Forum Moderators: phranque
I run a site on lets say adomain.com and I'm finding lots of 404's for non-existant files requested by users with referrers for a different site.
For example the error will be on the URL:
/mediastore/Design/football365/menu/teams.gif
Whilst the referrer is:
h**p://delb.myspace.com/html.ng/site=myspace&position=leaderboard&page=11011001&rand=4719568640&acnt=1
Another example is:
/totalbet/images/tb_scroller_foot.gif
The referrer is:
h**p://www.redcolobus.com/totalbet/tb_fb365_fbtb.html
(** so that they are not treated as links)
I suspect a DNS error for these users is leading them to think that the site they are looking for is on my IP. Certainly if so there is little I can do about it.
1) What are you thoughts on why these errors/referrers might occur?

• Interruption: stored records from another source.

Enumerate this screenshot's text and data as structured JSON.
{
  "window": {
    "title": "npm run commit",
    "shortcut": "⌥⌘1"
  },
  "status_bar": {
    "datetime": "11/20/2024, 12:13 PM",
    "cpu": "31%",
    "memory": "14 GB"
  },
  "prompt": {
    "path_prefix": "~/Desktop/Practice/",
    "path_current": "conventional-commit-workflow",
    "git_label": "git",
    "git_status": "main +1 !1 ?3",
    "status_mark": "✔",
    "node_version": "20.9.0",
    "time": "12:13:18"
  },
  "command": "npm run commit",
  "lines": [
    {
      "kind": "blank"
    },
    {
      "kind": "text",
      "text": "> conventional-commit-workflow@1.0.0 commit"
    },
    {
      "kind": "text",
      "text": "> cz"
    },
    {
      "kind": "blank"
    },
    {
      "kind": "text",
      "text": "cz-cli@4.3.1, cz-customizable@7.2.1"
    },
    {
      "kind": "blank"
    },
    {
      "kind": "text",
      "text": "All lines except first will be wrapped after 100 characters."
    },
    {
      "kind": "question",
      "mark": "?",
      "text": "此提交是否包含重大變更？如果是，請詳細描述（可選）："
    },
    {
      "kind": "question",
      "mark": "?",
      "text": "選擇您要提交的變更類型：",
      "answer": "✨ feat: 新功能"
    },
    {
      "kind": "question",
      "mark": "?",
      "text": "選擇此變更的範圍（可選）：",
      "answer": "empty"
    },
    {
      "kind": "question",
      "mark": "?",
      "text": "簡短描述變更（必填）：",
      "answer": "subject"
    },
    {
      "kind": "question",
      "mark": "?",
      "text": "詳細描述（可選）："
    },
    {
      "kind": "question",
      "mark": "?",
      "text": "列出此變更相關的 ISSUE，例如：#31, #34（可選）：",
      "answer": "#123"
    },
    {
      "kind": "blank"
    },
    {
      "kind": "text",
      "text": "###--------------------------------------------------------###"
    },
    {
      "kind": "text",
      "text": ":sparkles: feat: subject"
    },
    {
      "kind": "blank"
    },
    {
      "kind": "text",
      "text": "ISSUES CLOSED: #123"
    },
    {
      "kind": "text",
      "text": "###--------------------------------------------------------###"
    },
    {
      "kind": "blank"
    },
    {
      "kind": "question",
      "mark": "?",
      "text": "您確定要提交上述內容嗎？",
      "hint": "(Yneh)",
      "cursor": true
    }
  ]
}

They are getting very numerous.
I'd like a rewrite rule to redirect users to a low bandwidth page with a simple message telling them that they possibly have a DNS error, whilst retaining the custom 404 pages for user that don't match the criteria above. I am adapt at rewrite rules on urls but not in examining the REQUEST segment.
2) Can someone please help me create a rewrite rule to match when a relative URL is used AND the referrer is not on the sites domain?
Would this set be a good start?
RewriteCond %{THE_REQUEST}!^[A-Z]+\ /?https?://(?:www\.)?adomain\.com [NC]
RewriteCond %{HTTP_REFERER}!^$ [OR]
RewriteCond %{HTTP_REFERER}!https?:\\(?:www\.)?adomain\.com\.*$ [NC]
RewriteRule .* http://www.adomain.com/message.html [NC,L] Have I got my logic right? Can it be improved? Do I need AND or OR's in there?
Many thanks in advance for any pointers.
MattyUK
[edited by: jdMorgan at 5:52 am (utc) on Feb. 23, 2006]
[edit reason] de-linked. [/edit]
The value saved in {THE_REQUEST} is the request header sent from the client browser. For example:
GET /images/some_image.gif HTTP/1.1
Note that {THE_REQUEST} *does not* contain "http://" followed by a domain name; That information is passed in a separate (new-for-HTTP/1.1) "Host" header, available to mod_rewrite in the {HTTP_HOST} variable.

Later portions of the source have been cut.